Andrea “Vocab” Sanderson

Andrea “Vocab” Sanderson, The Echo Project: Legacy Continues 

Utilizing oral history practices, participants of The Echo Project will interview local leaders, activists, and teachers to learn about the history and intersections of their communities. Workshops led by experienced and diverse local artists will foster student development as they reflect on what they learned and forge a creative space with the freedom to speak about historical, cultural, and political issues that are personal, generational, and inherent to their communities. Writers will be paired with local artists who represent the diversity of San Antonio to enhance stories through dance, poetry, and visual art (to name some forms). Ms. Sanderson intends to conclude with live performances showcasing the multi-media art created that embody the words, quotes, and souls of community stakeholders and voice the beauty of their specific neighborhoods. 

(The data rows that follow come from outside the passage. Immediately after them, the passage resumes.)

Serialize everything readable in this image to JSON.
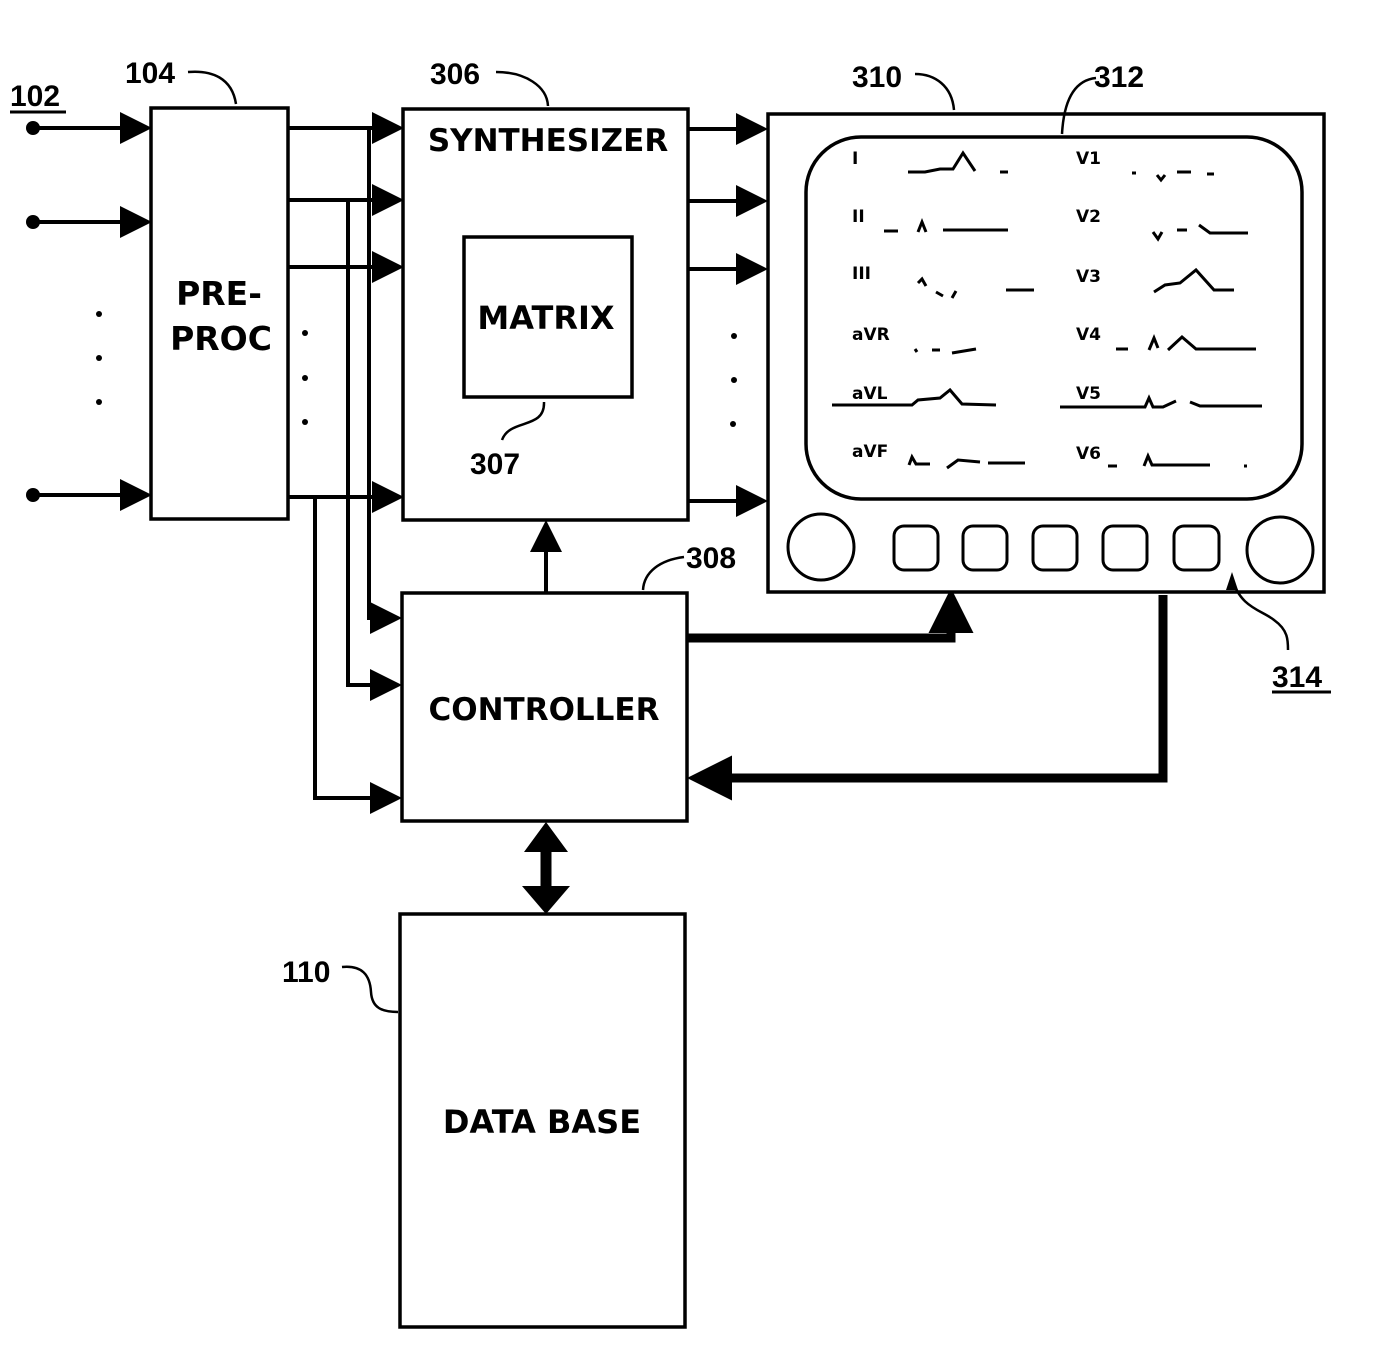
{
  "diagram": {
    "reference_numerals": {
      "inputs": "102",
      "preprocessor": "104",
      "synthesizer": "306",
      "matrix": "307",
      "controller": "308",
      "monitor": "310",
      "screen": "312",
      "controls": "314",
      "database": "110"
    },
    "blocks": {
      "preprocessor": {
        "line1": "PRE-",
        "line2": "PROC"
      },
      "synthesizer": {
        "title": "SYNTHESIZER"
      },
      "matrix": {
        "title": "MATRIX"
      },
      "controller": {
        "title": "CONTROLLER"
      },
      "database": {
        "title": "DATA BASE"
      }
    },
    "monitor": {
      "leads_left": [
        "I",
        "II",
        "III",
        "aVR",
        "aVL",
        "aVF"
      ],
      "leads_right": [
        "V1",
        "V2",
        "V3",
        "V4",
        "V5",
        "V6"
      ],
      "knobs": [
        "left-knob",
        "right-knob"
      ],
      "buttons_count": 5
    },
    "ellipsis": "⋮"
  }
}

A photograph of David Zamora Casas.

David Zamora Casas

David Zamora Casas and Barbara Renaud Gonzalez, Lady Violencia and the Worship of Guns 

David Zamora Casas and Barbara Renaud Gonzalez will co-organize a conference on violence. Local community leaders, educators, and activists will be invited to two separate platicas — one in San Antonio and the other in Uvalde — to deepen understandings about shared histories of Texas violence, provide tools for personal and collective resistance and resilience, and discuss the Uvalde mass shooting as an inevitable symptom of a violent society that impacts all, but especially the most vulnerable. Mr. Casas will provide the artistic ambiente to illuminate the Mexican/Indigenous roots critical to an awareness of non-violent possibilities, staging and performing an original story of one the intersecting victims of violence, the LGBTQ community, at the culmination of each platica.